Pending rosters and data protection

In principle, employees have no automatic right to view the complete work schedule. The publication should only be made with the express consent of all employees in order to comply with data protection guidelines. As an employer, you must obtain consent to publish data and may not publish data against the will of individual employees. The internal provision of duty and shift schedules can be carried out in accordance with Section 26 BDSG take placeif this is necessary for the employment relationship.

Workplace monitoring

As an employer, you may monitor the work performance of your employees, but you must do so with data protection guidelines and general personal rights from Art. 2 para. 1 GG comply. Permanent monitoring is prohibited - but random sampling is permitted.
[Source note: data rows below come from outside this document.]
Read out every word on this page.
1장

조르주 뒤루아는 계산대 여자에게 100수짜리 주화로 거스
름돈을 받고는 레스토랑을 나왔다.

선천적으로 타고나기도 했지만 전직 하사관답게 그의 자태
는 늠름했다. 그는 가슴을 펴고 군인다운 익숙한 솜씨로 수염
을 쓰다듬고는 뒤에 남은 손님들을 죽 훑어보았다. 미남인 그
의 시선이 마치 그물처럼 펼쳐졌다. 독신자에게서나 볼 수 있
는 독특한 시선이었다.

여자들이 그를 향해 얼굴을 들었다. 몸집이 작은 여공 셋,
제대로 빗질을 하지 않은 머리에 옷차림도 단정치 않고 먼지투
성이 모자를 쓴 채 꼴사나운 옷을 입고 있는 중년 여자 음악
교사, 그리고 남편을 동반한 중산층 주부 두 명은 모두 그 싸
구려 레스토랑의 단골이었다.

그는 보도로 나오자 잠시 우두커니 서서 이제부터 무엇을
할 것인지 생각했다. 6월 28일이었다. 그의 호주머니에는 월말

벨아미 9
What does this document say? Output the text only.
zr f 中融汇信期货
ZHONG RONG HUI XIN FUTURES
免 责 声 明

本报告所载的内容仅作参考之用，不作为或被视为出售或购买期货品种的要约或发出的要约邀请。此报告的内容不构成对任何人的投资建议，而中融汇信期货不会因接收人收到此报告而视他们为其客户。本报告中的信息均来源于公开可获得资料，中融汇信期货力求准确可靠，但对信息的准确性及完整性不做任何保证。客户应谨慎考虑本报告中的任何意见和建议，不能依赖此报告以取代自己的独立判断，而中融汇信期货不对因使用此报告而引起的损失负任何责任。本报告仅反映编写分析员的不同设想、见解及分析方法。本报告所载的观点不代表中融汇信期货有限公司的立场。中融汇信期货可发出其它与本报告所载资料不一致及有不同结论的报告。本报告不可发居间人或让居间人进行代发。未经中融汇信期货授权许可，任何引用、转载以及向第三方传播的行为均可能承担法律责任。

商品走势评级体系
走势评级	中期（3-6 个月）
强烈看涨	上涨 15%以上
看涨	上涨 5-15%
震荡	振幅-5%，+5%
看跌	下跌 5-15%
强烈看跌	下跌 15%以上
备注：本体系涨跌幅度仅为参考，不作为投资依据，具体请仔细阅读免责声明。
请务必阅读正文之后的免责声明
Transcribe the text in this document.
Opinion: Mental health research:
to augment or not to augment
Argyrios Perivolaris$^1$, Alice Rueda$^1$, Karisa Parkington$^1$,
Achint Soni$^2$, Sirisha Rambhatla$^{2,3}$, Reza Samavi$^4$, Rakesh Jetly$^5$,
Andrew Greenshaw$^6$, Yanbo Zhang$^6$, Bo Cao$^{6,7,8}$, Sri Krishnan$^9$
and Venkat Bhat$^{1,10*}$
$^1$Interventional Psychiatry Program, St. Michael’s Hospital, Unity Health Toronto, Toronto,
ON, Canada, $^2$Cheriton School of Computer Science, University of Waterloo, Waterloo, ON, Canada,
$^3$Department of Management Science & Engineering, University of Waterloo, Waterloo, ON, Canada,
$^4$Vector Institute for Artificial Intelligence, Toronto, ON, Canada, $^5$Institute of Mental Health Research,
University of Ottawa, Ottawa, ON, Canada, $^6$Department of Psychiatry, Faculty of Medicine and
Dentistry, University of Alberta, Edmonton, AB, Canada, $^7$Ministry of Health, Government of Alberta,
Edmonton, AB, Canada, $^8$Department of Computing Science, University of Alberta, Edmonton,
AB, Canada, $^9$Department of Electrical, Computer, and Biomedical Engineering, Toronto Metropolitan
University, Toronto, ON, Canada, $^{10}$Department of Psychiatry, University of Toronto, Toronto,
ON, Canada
You must regulate detailed insights into bookings via software through a service agreement with your employees.

Time tracking in line with the GDPR: ZEP helps...

… with Data Processing Agreements (DPA):

With every customer who acquires a ZEP license for time tracking, we enter into a Data Processing Agreement (DPA) in accordance with Article 28, Paragraph 3 of the GDPR. This is crucial to clarify the legal aspects of data processing. The DPA defines data protection standards, outlines responsibilities and obligations, and addresses liability issues in the event of data protection violations. It also serves as proof of compliance with data protection regulations and establishes a transparent and legally binding foundation for collaboration between the parties. Finally, time tracking involves sensitive data that must be protected to prevent unauthorized access.

… with High-Security Data Centers:

The security of your data is our top priority. Our hosting partners are ISO/IEC 27001 certified and meet the highest security standards. We also place great emphasis on physical security aspects when selecting our data centers, including fire protection measures and uninterrupted power supply to ensure that your data is always protected.

… with 24/7 Data Access:

Through continuous monitoring of availability and the capacity of our servers, we ensure reliable 24/7 access to your data. This constant monitoring ensures that you can access your data at any time, on any day, without interruptions or outages. We provide secure and digital access that fully complies with the requirements of the General Data Protection Regulation (GDPR).

… with Automated Data Backup:

Our data centers perform automated redundant data backups with encrypted storage. The backup intervals range from daily in the first 14 days to longer intervals of up to 133 days. This enables you to request a backup of your ZEP version at any time, ensuring the security of your data and quick recovery in case of an emergency. Additionally, we have implemented a disaster recovery plan to provide an extra layer of security in the unlikely event of a system failure.

Conclusion: Rely on future-oriented time recording with ZEP

Digitalization has long since found its way into all areas of our working life and project time recording is no exception. Especially in times when data protection and data security are becoming increasingly important, it is essential that you adapt your time recording systems to the requirements of the GDPR.

With ZEP, we not only offer you a solution for mobile time tracking, but are also a reliable partner when it comes to data protection and IT security. We understand the sensitivity of your data and have therefore implemented the highest security standards.

At a time when digital transformation is advancing relentlessly and data protection is becoming a central issue, it is more important than ever to rely on future-oriented solutions.